Un autre père de famille exprime ses inquiétudes quant au périclitement des salles de cinéma qui étaient au nombre de six et dont il ne reste que quatre salles dans un état assez déplorable. Seule une de ces salles a eu le mérite d'entreprendre des travaux d'aménagement sans que l'exemple ne soit suivi. Pour lui, la prolifération de cafés pleins à craquer à tout moment de la journée s'explique par l'absence d'infrastructures sportive, artistique et culturelle au niveau de la ville. «On ne peut s'attendre à rien de ce côté dans une ville où foisonnent les laiteries, les cafés et où disparaissent comme par mystère des librairies, dit-il non avec une certaine pointe d'ironie.
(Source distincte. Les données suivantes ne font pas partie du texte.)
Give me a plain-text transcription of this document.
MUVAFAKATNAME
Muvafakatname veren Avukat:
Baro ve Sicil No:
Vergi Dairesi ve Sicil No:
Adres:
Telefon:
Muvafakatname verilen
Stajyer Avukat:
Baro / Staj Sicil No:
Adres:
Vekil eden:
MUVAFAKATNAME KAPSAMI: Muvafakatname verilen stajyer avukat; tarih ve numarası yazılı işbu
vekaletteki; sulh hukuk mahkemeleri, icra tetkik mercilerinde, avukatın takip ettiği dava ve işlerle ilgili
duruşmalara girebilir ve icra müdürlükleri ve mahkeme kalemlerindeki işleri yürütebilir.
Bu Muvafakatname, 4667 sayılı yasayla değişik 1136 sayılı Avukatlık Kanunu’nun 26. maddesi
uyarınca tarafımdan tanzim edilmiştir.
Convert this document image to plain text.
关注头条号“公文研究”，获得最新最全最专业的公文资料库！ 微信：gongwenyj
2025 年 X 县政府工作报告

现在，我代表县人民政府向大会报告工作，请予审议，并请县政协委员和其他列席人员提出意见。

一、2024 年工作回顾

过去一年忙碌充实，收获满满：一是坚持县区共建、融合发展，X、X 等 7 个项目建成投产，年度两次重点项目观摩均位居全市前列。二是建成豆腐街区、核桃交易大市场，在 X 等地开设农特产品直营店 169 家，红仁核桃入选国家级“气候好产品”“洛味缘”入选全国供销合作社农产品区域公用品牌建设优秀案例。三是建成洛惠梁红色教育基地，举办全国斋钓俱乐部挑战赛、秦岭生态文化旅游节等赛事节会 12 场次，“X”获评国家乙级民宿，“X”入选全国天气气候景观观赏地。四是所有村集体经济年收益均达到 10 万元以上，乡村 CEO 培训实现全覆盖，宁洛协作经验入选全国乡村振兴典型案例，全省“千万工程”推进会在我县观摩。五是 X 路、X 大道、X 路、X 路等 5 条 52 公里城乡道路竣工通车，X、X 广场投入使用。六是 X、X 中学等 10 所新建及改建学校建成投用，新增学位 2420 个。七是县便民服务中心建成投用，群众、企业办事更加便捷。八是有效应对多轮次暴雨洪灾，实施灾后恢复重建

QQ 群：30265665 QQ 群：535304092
Même les sites naturels tel la plage de Mehdia ou le lac de sidi Boughaba ne sont pas mis à profit et manquent de structures propres à répondre aux besoins en loisirs». Ce constat peu reluisant de ce père de famille est partagé par bon nombre d'autres personnes.

Pour sa part, un universitaire interpelle tous ceux qui ont une passion pour la culture par cette constatation tellement chargée de significations : «Regardez ce complexe culturel de la ville. Ce chantier n'a pas été parachevé pour des raisons qu'on ignore jusqu' alors. On était resté au stade du gros œuvres. Maintenant, ce lieu abandonné est devenu le fief des squatteurs et sert de dépotoir de détritus en tous genres alors qu'il a englouti des sommes faramineuses qui auraient servir à quelque chose de très utile».

L'accroissement d'une demande engendrée par la spéculation immobilière que connaît la ville n'est pas rassurant dans la mesure où les espaces qui pourraient faire l'objet d'aménagement et de création de centres d'intérêts pour la population se réduisent en peau de chagrin pour laisser place à des superpositions de béton et de briques qui défigurent la capitale du Gharb. Un autre père de famille, cadre dans une société de la ville, reconnaît la difficulté de trouver un lieu de loisirs et de distraction pour ses enfants : «Franchement, chaque fois que mes enfants me demandent de les faire sortir, cela devient un vrai casse-tête chinois plus particulièrement en dehors de la saison estivale. Il m'est vraiment difficile de les emmener quand le besoin se fait sentir.

A mon sens, les loisirs constituent des besoins dont il faudra tenir compte et les inclure dans les priorités auxquelles les responsables devraient songer à satisfaire. Ils constituent en plus un élément moteur de dynamisation de l'activité économique et de création d'emplois. «Ce père de famille nous raconte qu'il est parfois contraint à partir pour Rabat, Salé ou Casablanca afin de trouver pour ses enfants une salle de cinéma ou un parc de jeux».

De cet échantillon de témoignages, il ressort une prise de conscience chez la population de la ville de Kénitra de l'avantage que représente les activités culturelles, artistiques, sportives et de loisirs. La balle est dans le camp des responsables chargés de ces activités dont l'intérêt vital n'échappe à personne.